I once walked into work one day, after news of yet another work-place shooting and told a much younger co-worker that I was going to smile more and be more friendlier towards people?

 

He told me, "Hell your the one we're worried about!" He was half joking and half serious.

 

Everyone I work with have commented on the difference in me over the last month and half to two months. My over all anxiety has fallen to zero, I've firmly buried the past in the past. I stress and worry about nothing, I sleep better, sounder and worry about nothing.

 

I'm back to being 90% of the happy go lucky, could give a damn guy that I was back in my youth.

 

That's not to say that I don't give a damn? I just simply don't stress out over any and every little thing. I'm more balanced, smile and laugh more, and I'm more sociable.

 

The meds don't make me high, they don't bring me down. They simply give me "balance" and I don't worry about anything. And I don't stress about anything. And I mean nothing.

 

I was of the generation that only "crazy people" or those that weren't just not right only went to see a psychologist or got on meds.

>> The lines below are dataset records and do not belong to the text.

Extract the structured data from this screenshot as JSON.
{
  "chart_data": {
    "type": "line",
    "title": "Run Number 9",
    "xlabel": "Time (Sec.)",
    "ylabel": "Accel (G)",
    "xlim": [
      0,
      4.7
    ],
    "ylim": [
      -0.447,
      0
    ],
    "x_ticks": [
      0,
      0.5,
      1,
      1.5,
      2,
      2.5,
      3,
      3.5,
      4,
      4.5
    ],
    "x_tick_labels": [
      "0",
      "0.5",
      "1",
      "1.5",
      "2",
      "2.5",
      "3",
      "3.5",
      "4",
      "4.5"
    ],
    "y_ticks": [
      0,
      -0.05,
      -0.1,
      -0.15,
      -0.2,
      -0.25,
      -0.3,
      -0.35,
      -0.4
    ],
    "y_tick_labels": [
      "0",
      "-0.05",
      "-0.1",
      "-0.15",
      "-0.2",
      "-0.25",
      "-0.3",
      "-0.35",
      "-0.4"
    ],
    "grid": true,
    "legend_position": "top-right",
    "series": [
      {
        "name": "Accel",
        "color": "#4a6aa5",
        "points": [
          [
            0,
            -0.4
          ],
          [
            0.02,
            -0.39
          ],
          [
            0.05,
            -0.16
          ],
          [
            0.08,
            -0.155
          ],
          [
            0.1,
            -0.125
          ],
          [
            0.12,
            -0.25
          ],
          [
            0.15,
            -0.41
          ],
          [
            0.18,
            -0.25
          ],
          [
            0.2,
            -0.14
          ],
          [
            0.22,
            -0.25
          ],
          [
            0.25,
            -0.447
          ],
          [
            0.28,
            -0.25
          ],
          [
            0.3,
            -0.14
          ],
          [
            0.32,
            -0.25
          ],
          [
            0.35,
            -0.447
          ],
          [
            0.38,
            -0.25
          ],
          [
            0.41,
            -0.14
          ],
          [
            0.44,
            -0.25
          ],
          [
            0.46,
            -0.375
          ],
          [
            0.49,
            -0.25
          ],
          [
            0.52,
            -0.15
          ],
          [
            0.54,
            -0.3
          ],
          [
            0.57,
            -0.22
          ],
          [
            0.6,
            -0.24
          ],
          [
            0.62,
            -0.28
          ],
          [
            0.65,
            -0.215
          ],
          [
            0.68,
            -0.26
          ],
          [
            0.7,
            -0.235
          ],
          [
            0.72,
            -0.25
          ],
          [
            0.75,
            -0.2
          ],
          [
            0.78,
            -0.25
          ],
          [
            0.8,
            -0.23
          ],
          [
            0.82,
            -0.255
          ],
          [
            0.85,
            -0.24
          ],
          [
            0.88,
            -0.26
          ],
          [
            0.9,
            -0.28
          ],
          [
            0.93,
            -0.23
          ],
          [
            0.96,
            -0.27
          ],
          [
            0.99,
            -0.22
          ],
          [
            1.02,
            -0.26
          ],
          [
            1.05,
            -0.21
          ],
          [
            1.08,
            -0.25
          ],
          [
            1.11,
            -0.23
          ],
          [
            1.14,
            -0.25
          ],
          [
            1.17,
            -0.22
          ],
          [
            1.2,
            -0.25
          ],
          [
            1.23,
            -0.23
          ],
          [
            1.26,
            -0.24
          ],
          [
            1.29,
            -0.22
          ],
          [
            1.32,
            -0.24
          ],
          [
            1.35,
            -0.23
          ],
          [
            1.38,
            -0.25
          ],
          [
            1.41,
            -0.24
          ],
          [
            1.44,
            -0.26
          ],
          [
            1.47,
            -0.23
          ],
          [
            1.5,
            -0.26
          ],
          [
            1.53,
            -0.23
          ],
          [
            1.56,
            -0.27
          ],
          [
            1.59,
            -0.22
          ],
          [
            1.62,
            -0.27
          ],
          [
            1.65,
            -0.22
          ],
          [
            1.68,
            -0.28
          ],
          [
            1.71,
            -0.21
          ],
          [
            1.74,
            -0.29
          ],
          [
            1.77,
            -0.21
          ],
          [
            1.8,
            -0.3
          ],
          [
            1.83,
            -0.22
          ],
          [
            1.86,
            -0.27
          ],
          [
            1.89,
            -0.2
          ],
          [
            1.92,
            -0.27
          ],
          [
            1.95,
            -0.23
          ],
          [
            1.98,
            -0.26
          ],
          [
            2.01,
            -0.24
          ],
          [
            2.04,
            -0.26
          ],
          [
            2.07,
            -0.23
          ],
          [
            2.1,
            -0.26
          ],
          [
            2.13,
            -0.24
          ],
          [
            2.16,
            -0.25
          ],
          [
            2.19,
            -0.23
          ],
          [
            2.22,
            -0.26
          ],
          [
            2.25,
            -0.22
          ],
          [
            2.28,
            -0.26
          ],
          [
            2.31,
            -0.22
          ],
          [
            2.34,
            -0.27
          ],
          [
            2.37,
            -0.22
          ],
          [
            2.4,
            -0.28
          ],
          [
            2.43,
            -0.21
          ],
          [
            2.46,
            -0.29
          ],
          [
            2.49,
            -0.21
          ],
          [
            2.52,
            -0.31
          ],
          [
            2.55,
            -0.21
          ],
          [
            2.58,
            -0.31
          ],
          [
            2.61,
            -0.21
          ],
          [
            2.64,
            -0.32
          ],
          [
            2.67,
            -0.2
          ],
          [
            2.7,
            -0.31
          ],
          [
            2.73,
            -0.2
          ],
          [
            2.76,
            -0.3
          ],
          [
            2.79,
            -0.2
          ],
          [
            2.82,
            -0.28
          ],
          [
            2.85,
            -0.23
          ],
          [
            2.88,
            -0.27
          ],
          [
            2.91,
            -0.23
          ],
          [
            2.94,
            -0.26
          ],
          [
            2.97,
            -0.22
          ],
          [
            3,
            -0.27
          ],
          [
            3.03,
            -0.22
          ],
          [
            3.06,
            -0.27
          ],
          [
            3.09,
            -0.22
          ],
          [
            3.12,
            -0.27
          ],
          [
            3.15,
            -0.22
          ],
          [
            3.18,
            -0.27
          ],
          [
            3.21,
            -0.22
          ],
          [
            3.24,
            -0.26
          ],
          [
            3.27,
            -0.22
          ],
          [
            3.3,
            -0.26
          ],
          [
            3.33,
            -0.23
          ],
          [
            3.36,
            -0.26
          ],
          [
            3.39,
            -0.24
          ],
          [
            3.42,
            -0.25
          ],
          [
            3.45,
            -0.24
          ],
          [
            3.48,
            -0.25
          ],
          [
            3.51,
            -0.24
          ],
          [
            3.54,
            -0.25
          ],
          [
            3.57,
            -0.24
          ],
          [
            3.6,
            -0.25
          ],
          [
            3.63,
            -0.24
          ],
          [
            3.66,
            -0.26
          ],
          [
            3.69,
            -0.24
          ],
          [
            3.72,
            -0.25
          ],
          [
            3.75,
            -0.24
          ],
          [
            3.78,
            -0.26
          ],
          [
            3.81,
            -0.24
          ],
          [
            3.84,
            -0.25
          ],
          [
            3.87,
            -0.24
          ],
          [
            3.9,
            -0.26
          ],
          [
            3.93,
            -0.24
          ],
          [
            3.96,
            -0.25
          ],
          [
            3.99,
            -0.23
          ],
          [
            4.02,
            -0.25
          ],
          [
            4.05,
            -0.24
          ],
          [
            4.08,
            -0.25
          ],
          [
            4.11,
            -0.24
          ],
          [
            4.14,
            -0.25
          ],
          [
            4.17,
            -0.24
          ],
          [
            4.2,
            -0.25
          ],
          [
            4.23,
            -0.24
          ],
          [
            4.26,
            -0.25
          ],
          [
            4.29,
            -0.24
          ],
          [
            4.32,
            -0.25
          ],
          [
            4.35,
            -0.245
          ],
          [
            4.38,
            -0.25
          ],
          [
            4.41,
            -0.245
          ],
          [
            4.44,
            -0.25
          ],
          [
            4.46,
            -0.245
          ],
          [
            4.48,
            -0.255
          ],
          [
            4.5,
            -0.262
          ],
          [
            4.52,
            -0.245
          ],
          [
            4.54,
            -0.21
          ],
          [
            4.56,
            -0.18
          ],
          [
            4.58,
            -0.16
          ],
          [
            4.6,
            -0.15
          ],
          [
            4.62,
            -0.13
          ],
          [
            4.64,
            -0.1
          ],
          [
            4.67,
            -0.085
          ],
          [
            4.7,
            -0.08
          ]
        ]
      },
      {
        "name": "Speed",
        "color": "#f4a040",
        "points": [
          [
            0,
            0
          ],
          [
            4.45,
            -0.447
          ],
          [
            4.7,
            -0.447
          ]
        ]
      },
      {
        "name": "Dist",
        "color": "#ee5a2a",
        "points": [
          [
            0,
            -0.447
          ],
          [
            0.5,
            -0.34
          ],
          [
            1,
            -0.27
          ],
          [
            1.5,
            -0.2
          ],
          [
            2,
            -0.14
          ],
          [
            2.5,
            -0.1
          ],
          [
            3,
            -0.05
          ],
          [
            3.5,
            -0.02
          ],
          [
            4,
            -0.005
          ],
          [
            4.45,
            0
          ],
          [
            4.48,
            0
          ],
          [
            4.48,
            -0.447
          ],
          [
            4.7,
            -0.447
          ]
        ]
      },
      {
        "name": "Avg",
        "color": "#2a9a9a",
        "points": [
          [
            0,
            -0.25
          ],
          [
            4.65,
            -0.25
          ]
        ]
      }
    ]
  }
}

A year ago, you would have had to have me dragged fighting and screaming to see one.

 

Best thing I ever did, and should have done it years ago.

 

I realize that the British Health Care system is such that if your suicidal that there's a six month's waiting list? But get in and see your MD and a psychologist.

 

Hang in there Kiddo! Your a lot tougher than you're giving yourself credit for!

 

No one gets through this life without singing the blues!

Posted

Good luck today Lisa! Im thinking of you x

Posted
Good luck today Lisa! Im thinking of you x

 

Here here ... Hang in there Lisa ... your LS friends are thinking of you and pulling for you!!! :cool:

  • Author
Posted

Thanks all of you! :D

Exam went OKish I think! Next one in two days.

 

Yesterday was one year to the day that I had to leave my lovely home because of my stupid pathetic ex. Seriously, how can someone justify leaving someone they spent 18 years with on the basis of "I couldn't be in a relationship that wasn't 100% perfect"! and "I don't want to have to consider anyone elses feelings". Never thought I would be sitting a law final one year later. Just hope I did OK.

Posted
Thanks all of you! :D

Exam went OKish I think! Next one in two days.

 

Yesterday was one year to the day that I had to leave my lovely home because of my stupid pathetic ex. Seriously, how can someone justify leaving someone they spent 18 years with on the basis of "I couldn't be in a relationship that wasn't 100% perfect"! and "I don't want to have to consider anyone elses feelings". Never thought I would be sitting a law final one year later. Just hope I did OK.

 

He did you a favor hun...you are much better off. Hit the books....you will do great on the rest too. Hugs!